Karin Fossum and her sleuth, Oslo police inspector Konrad Sejer, both live and work in Norway. But beyond that, they are quite different. Fossum is a poet as well as a novelist, but she has had other work experience too, including hospital work and working as a home aid caregiver. Her creation though is a cop. That’s been his life’s work. In other ways too, they are different. They have different perceptions of life just by dint of their being different sexes. And yet Sejer has a distinctive voice that doesn’t seem forced at all. He is a widower whose process of grieving his wife Elise seems natural, as does his relationship with psychiatrist Sara Struel, which begins in He Who Fears the Wolf and evolves as a story arc. He is believable as a middle-aged male cop and doesn’t strike the reader (well, at least this reader) as a female civilian’s perception of what a male cop would be like.
Shona MacLean (who now writes her series as S.G. MacLean) has created a sleuth who’s quite different to her in her Alexander Seaton series. Like MacLean, Seaton is Scottish, but there the resemblance ends. MacLean studied history; Seaton studied religion. MacLean lives in 21st Century Scotland, but Seaton lives in the Scotland of the 17th Century. And of course, there’s the gender difference. To MacLean’s credit though, Seaton’s voice is quite authentic. He inhabits his world just as naturally as we inhabit ours, and he sees the world in a believable way. His voice is very real too as he meets, gets to know, woos and marries Sarah Forbes.
And then there’s Adrian Hyland’s Emily Tempest.
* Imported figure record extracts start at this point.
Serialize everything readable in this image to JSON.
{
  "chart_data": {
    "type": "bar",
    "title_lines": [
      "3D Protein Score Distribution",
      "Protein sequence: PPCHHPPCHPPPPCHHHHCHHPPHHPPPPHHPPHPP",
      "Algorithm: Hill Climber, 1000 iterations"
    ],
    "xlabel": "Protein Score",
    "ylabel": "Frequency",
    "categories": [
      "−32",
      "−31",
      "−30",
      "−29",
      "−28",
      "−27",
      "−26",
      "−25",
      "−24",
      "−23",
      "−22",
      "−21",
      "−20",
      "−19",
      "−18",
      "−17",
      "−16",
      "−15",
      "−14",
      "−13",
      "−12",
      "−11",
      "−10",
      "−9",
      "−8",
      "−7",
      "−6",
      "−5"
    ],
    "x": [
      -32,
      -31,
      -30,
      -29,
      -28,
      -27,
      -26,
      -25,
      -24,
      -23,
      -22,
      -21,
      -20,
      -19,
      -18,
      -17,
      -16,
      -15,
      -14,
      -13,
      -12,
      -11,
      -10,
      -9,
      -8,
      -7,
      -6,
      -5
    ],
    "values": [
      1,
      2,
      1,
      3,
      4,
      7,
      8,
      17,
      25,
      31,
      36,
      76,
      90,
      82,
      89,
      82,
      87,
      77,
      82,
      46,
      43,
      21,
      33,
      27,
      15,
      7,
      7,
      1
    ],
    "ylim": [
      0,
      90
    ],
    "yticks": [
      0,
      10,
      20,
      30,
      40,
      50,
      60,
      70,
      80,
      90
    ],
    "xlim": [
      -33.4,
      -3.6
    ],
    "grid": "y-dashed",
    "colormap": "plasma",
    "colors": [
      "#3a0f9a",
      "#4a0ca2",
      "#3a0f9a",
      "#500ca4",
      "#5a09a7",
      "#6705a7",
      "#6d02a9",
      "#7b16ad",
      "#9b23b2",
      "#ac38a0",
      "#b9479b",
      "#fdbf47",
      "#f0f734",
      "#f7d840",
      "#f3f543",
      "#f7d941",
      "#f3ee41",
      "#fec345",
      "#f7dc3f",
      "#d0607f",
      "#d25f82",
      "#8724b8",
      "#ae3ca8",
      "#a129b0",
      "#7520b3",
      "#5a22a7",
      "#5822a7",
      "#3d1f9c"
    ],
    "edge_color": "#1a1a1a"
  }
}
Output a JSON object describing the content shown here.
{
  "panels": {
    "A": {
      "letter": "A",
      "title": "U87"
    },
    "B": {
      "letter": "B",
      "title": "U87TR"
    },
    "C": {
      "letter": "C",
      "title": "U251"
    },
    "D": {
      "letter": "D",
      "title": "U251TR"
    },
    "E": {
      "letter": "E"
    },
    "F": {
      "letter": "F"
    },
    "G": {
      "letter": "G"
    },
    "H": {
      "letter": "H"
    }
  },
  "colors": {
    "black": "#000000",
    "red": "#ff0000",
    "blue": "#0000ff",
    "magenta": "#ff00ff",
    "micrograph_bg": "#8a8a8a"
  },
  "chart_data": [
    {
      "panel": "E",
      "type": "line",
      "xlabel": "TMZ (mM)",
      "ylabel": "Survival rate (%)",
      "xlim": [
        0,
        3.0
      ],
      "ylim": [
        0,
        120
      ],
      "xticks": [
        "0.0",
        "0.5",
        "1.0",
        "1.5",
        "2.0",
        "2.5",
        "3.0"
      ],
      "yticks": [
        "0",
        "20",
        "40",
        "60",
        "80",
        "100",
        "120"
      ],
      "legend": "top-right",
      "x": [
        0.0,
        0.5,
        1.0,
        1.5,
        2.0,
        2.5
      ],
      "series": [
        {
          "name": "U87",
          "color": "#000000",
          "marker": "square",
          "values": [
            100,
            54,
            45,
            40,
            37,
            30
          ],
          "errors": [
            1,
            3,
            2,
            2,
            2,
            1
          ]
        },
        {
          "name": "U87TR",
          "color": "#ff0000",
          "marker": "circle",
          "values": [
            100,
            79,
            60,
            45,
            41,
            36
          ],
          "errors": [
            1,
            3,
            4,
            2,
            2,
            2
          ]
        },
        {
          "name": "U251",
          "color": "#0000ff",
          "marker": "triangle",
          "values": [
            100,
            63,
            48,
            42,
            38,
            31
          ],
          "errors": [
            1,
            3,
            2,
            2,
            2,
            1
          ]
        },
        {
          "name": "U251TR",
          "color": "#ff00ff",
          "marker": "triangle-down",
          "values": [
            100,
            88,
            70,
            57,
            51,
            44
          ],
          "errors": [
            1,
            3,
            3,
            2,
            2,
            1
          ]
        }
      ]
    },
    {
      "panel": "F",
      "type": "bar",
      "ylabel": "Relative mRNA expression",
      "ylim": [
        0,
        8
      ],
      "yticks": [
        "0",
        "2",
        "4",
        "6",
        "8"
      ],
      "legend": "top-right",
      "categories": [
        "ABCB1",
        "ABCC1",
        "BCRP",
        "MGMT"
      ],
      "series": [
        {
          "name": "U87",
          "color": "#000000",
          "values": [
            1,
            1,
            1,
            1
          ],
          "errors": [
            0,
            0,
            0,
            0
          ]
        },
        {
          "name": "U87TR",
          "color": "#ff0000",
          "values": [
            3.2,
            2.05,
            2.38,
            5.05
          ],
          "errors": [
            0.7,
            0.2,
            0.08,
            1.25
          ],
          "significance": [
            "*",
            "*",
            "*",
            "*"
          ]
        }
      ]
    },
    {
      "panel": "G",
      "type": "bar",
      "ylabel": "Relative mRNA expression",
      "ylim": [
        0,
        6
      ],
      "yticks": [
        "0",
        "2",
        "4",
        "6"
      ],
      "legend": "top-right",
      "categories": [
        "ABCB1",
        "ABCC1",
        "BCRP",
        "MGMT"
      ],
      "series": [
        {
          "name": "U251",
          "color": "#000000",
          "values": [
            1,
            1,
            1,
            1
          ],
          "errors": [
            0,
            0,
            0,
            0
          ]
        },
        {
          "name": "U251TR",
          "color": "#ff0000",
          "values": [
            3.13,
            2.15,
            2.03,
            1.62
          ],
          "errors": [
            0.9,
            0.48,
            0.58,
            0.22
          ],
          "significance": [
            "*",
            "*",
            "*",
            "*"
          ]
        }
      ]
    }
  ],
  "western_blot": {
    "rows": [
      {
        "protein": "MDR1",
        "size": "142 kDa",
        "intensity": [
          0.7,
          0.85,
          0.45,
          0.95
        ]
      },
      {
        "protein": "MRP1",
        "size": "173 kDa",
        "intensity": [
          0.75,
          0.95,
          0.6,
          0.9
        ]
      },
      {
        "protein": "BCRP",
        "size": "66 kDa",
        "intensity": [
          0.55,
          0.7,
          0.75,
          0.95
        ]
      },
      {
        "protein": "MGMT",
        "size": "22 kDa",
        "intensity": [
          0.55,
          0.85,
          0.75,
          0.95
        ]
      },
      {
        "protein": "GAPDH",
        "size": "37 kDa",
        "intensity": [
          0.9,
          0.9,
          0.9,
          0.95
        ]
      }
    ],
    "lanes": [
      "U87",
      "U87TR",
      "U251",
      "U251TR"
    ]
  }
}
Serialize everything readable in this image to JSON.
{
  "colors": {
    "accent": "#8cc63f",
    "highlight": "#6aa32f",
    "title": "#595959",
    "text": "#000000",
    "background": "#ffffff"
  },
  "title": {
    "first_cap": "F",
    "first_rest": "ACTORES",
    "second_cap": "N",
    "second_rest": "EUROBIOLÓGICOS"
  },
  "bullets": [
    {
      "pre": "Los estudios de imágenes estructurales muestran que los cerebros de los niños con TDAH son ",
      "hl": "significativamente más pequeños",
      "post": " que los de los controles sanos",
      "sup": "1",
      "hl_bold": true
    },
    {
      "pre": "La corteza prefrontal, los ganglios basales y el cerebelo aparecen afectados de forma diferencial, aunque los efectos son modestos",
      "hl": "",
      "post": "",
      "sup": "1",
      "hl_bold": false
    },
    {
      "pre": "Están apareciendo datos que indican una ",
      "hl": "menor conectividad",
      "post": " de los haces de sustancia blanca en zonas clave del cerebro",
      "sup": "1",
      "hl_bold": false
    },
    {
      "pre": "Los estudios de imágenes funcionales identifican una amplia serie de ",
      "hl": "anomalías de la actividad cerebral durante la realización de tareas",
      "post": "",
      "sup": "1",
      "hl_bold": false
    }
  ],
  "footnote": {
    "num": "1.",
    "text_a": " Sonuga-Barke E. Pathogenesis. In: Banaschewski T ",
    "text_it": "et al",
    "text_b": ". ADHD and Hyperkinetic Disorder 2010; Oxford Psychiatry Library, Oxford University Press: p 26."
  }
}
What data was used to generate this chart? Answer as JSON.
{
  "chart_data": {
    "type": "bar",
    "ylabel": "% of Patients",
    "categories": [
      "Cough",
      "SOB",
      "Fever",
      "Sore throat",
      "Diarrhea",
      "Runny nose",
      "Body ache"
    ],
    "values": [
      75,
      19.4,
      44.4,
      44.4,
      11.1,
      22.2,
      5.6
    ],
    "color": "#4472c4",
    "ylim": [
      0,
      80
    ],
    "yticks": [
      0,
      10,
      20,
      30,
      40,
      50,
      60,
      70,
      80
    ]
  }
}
She is very different to her creator, being not just female but half-Aborigine. What’s more, her home is Australia’s Northern Territories, a very different environment to Hyland’s own Melbourne. He began by writing,
‘…a young whitefella who, whatever I did to him, always seemed to be too much like me’
Feedback from a manuscript assessment place caused him to re-think his story:
‘So I pulled the whitefella out altogether and Emily stepped forward. That forced me into a plot and some structure.’
Hyland took a risk in creating Emily, but fans of this series (of whom I am one) can tell you that Emily’s character is rich, authentic and certainly has a distinctive voice.
And that’s the thing about talented authors. They can create characters who have completely different voices and make those characters just as real as they themselves are. What are your thoughts on this? If you’re writer, have you written characters who have completely different voices to your own?
*NOTE: The title of this post is a line from Stevie Nicks’ Leather and Lace.